Attempt: I think yes. Here is an argument:
It is clear that $\varphi: T \to \varphi(T)\subseteq U$ is a unital complete order isomorphism, as its inverse $\psi: \varphi(T) \to T$ is also a completely positive map. However, it then follows that $\varphi(T)$ is an injective operator system. By a result of Choi and Effros, we can equip $T$ and $\varphi(T)$ with multiplications such that these operator systems become $C^*$-algebras such that the identity maps become unital completely isometric maps. But then the map $\varphi: T \to \varphi(T)$ becomes a $*$-isomorphism (because a unital complete order isomorphism between $C^*$-algebras automatically preserves the $C^*$-algebra structures, this is a result by Choi). In particular, $\varphi$ is completely isometric.
Is the above argument correct? And can we prove it using more "elementary" results?

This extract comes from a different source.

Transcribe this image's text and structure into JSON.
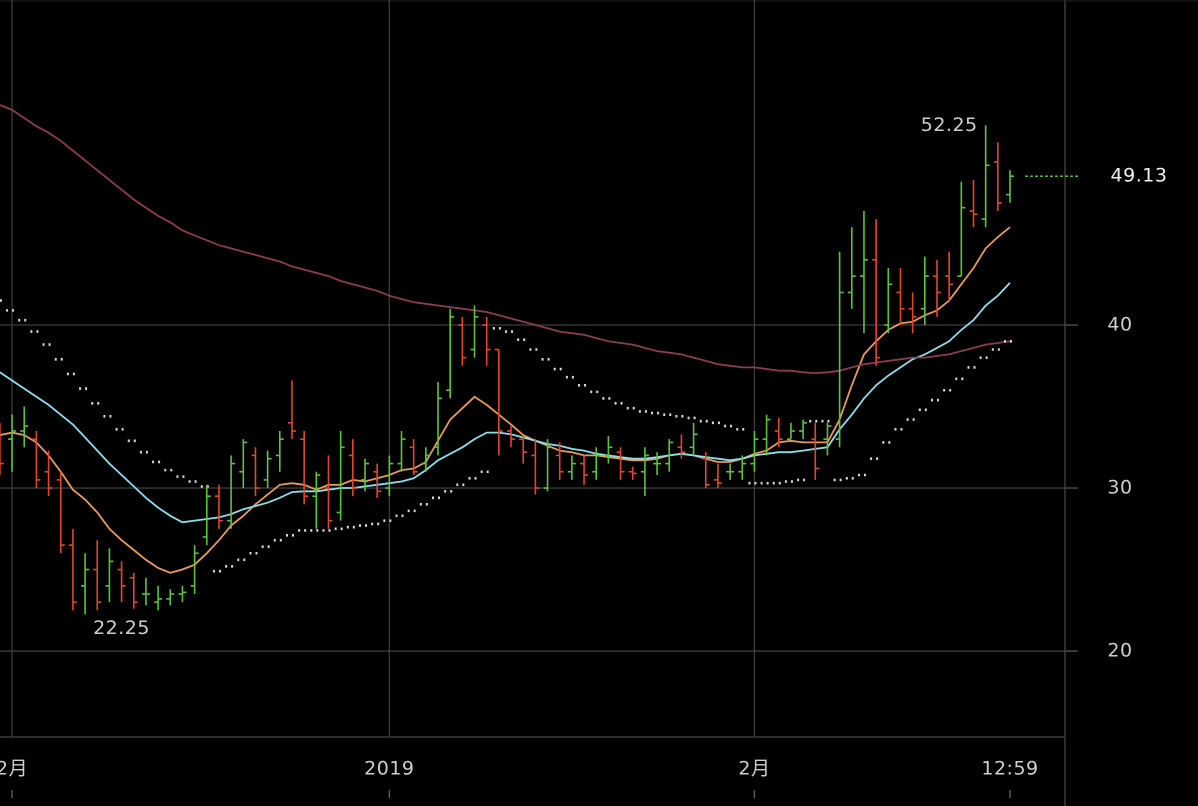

Context of the question: I try to understand the fact that an injective rigid extension is automatically also an essential extension (see for instance Paulsen's book, theorem 15.8). I tracked down the original proof in the paper "Injective envelopes of operator systems" by Hamana, lemma 3.7, where they end the proof by asserting that a certain composition is the identity map, which motivates my question above. In other papers by Hamana, one can encounter similar statements.
Best Answer
Injectivity of $T$ plays no role. The point is that unital completely positive maps are contractive, so if a strict inequality $\|\phi(a)\|< \|a\|$ holds for some $a\in T$, then $\|a\|=\|\psi(\phi(a))\|\leqslant \|\phi(a)\| < \|a\|$, which is a contradiction. This shows that $\phi$ is an isometry and the same argument applied to matrix amplifications proves that it is in fact a complete isometry.